The year is 2022. The cost for sports broadcasting rights are through the roof. Athletes are more visible now than ever before thanks to social media, and their ability to generate revenue and tap into previously unforeseen income streams has even reached the amateur ranks with the new name, image, likeness opportunities.
The value of sports is at an all-time high and yet, stories like this are still being written:
Baseball is the one sport that just can’t help itself. All other sports are seeing a boon, an economy land grab in the digital space, with more interest and eyes on sports than ever before, thanks to the ways that social media allows fans to interact during a game. But baseball, given all the tools at its disposal and being the first to stream games online, is doing all it can to piss it all away with a refusal to promote star players and threatening to lock players out to start the regular season.
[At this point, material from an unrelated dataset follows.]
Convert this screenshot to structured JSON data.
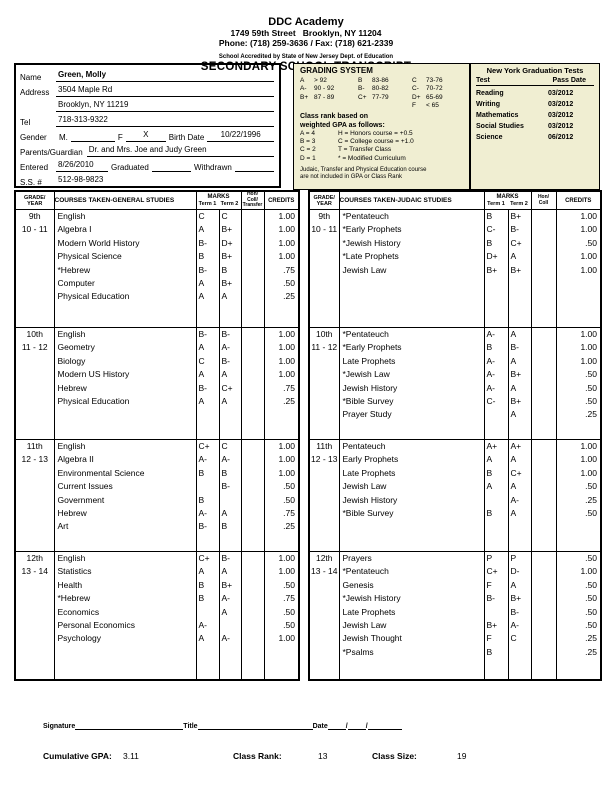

We should come to expect this from the league that refuses to market its biggest stars. In Southern California, you’d barely know the Angels exist, let alone they employ two of the best talents the game has ever seen. This is the golden age of baseball, with more eyes on it than ever, and Major League Baseball is operating as if we’re still living in a world without TV, stadiums with lights, and numerous other options to turn our attention.
The tweet above was from over a month ago. You’d think this would be the type of “get our asses in gear” motivation the owners would need to realize their grip on the fans is waning. The 1994 player’s strike all but eliminated an entire generation of sports fans that took a scandalous decade of artificially juiced balls, artificially juiced players, and the luck of the invention of Internet streaming to save the game.
This time is different. The owners are playing the same cards they always play like negotiating in bad faith, counting on the players being the ones to give in once they start missing paychecks, and a fanbase that will have their side over a group of employees that get paid to play a game for a living.
But 2022 is different from 1994. The last two years have exposed the financial elite more than any consecutive 24-months in any living person’s lifetime. There’s no longer an anger towards the players there once was – there is however an apathy towards the owners.
Major League Baseball had its opportunity to “ope” its way past the other leagues during the pandemic. We had the Summer of Nothing and baseball delayed. Fans found other things to do.
Two years later as the NFL has continued to dominate television, 54 percent of the general public responded to the Seton Hall poll it had no interest in baseball. You can have your qualms with selection bias and efficacy of polls, but now is not the time for MLB owners to be playing Russian roulette with their business.
Count me amongst the fans that will watch if baseball comes back, but indifferent if it doesn’t. This league that goes out of its way to tell its fans how bad the product is and how much it needs to be fixed on the field, is unwilling to do anything for the players like grant them free agency before six years of team MLB control, and upwards of 12 years of total organizational control. The things MLB has been talking about fixing aren’t the things that will make the game better.
But the point isn’t even about who’s right (it’s the players) or whose side I’m on in this situation (it’s the players), it’s that I’ve moved on with my life and don’t need Major League Baseball anymore. I’m completely indifferent. Come back if you want, don’t if you don’t. Either way I’m fine.
The NHL has a better product on the ice than it has ever had with more and more American talent to follow and root for. ESPN+ is constantly streaming a college softball or baseball game being played somewhere. The only people still glued to their Twitter for the community-producing nights of tweeting along with a baseball game are psychopaths that still enjoy getting sucked into Twitter’s rage algo.
Spring Training has already been delayed.
Only now does it seem talks are substantivate.
After last week they were meeting for just 15 minutes.
It would be nice if it didn’t always have to come down to the last minute. It would be nice if baseball could find itself in a positive news cycle for once. It would be nice for baseball to get everything straightened out, the players to get more control over their careers, and the season to start and be played in full.
If it doesn’t though, I’ll just find something else to do, and a lot of money to save.